Anger over declining influence
Historically, the US advanced from a position of isolationism to one of reluctant intervenor, to global policeman. The country has further transformed itself into what many others view as a global bully. Occurrences in South East Asia where the US is circling China by having increased military bases in the Philippines, Taiwan, South Korea and Japan signal that there is failure to withstand diplomacy on the part of the US.
Furthermore, the proxy conflict against Russia through Ukraine is indicative of a larger problem facing US foreign policy, which currently now favours troops and sanctions over diplomacy and diplomats.
In essence, the US has surrendered its “moral high ground” and making its use of armed force and the weaponisation of the law make it increasingly appear illegitimate to the residents of other countries, and increasingly in Africa.
Standing against bullies
In Western political circles, NGOs are referred to as “the second CIA”. The CIA is not famous for overt operations, but for covert business.
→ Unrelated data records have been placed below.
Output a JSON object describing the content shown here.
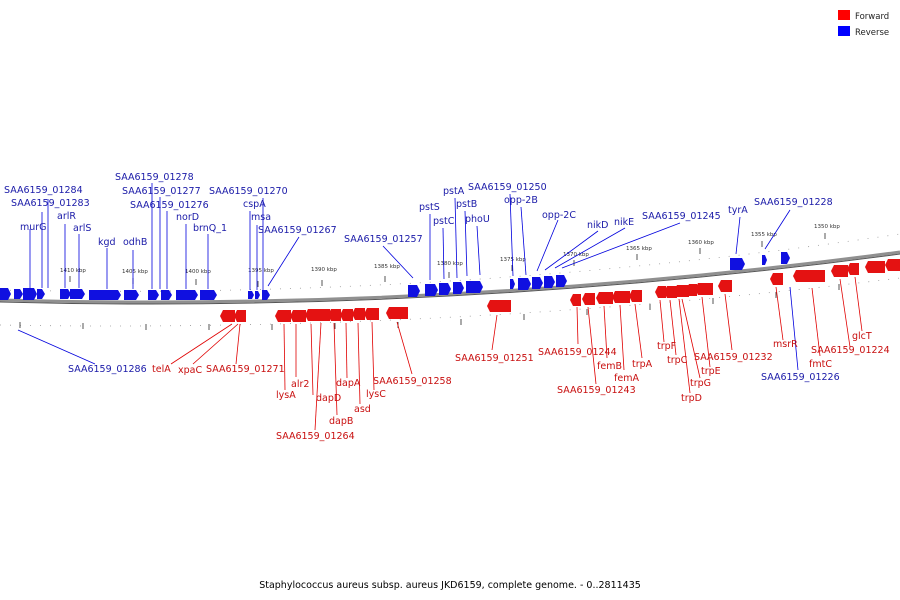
{
  "title": "Staphylococcus aureus subsp. aureus JKD6159, complete genome. - 0..2811435",
  "legend": [
    {
      "label": "Forward",
      "color": "#ff0000"
    },
    {
      "label": "Reverse",
      "color": "#0000ff"
    }
  ],
  "colors": {
    "forward": "#ff0000",
    "reverse": "#0000ff",
    "forward_text": "#c80f0f",
    "reverse_text": "#1a1aa8",
    "backbone": "#888888"
  },
  "ticks": [
    "1410 kbp",
    "1405 kbp",
    "1400 kbp",
    "1395 kbp",
    "1390 kbp",
    "1385 kbp",
    "1380 kbp",
    "1375 kbp",
    "1370 kbp",
    "1365 kbp",
    "1360 kbp",
    "1355 kbp",
    "1350 kbp"
  ],
  "reverse_labels": [
    "SAA6159_01284",
    "SAA6159_01283",
    "murG",
    "arlR",
    "arlS",
    "kgd",
    "odhB",
    "SAA6159_01278",
    "SAA6159_01277",
    "SAA6159_01276",
    "norD",
    "brnQ_1",
    "SAA6159_01270",
    "cspA",
    "msa",
    "SAA6159_01267",
    "SAA6159_01257",
    "pstS",
    "pstC",
    "pstA",
    "pstB",
    "phoU",
    "SAA6159_01250",
    "opp-2B",
    "opp-2C",
    "nikD",
    "nikE",
    "SAA6159_01245",
    "tyrA",
    "SAA6159_01228",
    "SAA6159_01286",
    "SAA6159_01226"
  ],
  "forward_labels": [
    "telA",
    "xpaC",
    "SAA6159_01271",
    "alr2",
    "lysA",
    "dapD",
    "dapA",
    "dapB",
    "asd",
    "lysC",
    "SAA6159_01264",
    "SAA6159_01258",
    "SAA6159_01251",
    "SAA6159_01244",
    "femB",
    "femA",
    "SAA6159_01243",
    "trpA",
    "trpF",
    "trpC",
    "trpG",
    "trpD",
    "trpE",
    "SAA6159_01232",
    "msrR",
    "fmtC",
    "SAA6159_01224",
    "glcT"
  ]
}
The anger expressed by Western nations with the pending enactment of the PVO Amendment Bill raises questions on their intentions in Zimbabwe. The West wants to typify what the French call a “rapport de force” where they think they are bigger than all of humanity, governments and powerful than all.
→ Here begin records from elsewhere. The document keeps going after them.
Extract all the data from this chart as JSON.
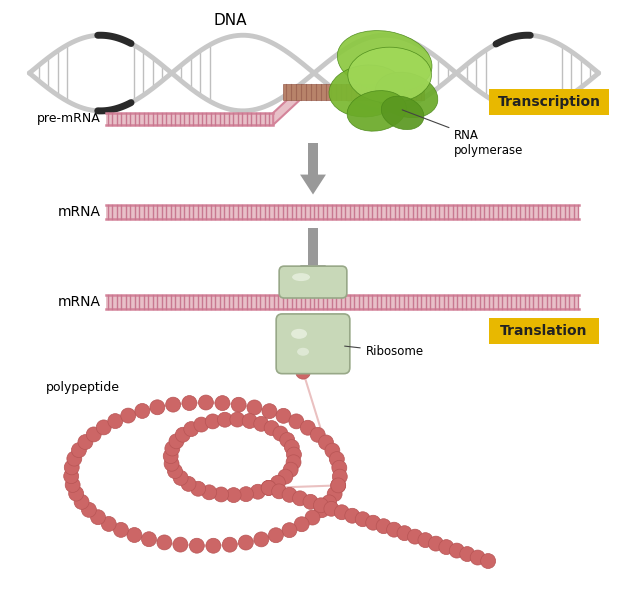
{
  "bg_color": "#ffffff",
  "dna_helix_color": "#c8c8c8",
  "dna_dark_color": "#2a2a2a",
  "mrna_pink": "#d4849a",
  "mrna_fill": "#e8c0c8",
  "mrna_stripe": "#c87890",
  "rna_pol_greens": [
    "#8cc840",
    "#7ab830",
    "#6aa828",
    "#9ad850",
    "#5a9820"
  ],
  "ribosome_fill": "#c8d8b8",
  "ribosome_edge": "#98a888",
  "ribosome_highlight": "#e8f0e0",
  "polypeptide_color": "#cc6666",
  "polypeptide_edge": "#b85555",
  "arrow_color": "#999999",
  "label_color": "#000000",
  "transcription_bg": "#e8b800",
  "translation_bg": "#e8b800",
  "title_dna": "DNA",
  "label_premrna": "pre-mRNA",
  "label_mrna1": "mRNA",
  "label_mrna2": "mRNA",
  "label_rna_pol": "RNA\npolymerase",
  "label_ribosome": "Ribosome",
  "label_polypeptide": "polypeptide",
  "label_transcription": "Transcription",
  "label_translation": "Translation",
  "fig_w": 6.27,
  "fig_h": 6.0,
  "dpi": 100
}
These actions are stuff of bullies. Bullies are scared of looking weak, scared of what would happen if they were not being bullies especially when other states are not scared of them.
This is broadly what the West and the USA show to the rest of the world when they decide to get involved in the affairs of another country, like in Zimbabwe through politicised NGOs.
By many voices threatening Zimbabwe over the PVO Amendment Bill, the West is in other ways sending a message to Zimbabwe that they are scared of what Zimbabwe might do, so they are likely to harm Zimbabwe first.
As a sovereign, Zimbabwe also has interests to protect from the Western sponsored NGOs, who in their missions, some are doing nothing but gathering intelligence for covert operations on behalf of the West.
In addition to more than 800 overseas military bases the USA has, NGOs also work as intelligence offices on behalf of the West. Therefore, the laws to protect Zimbabwe remain operational when enacted. Unless their constitutionality is challenged and a ruling is given by a competent court, there is no need for people to be misled.
As the USA has used the law to protect its interests like any other country, Zimbabwe also needs to do the same because in protecting national interests, no law is bad, after all. If the law was that bad, Zimbabwe’s land reform exercise could not have happened.
The promulgation of the Land Acquisition Act is among the many trails of evidence that the law is key in directing national goals.
Zimbabweans, remember we are one. This is homeland!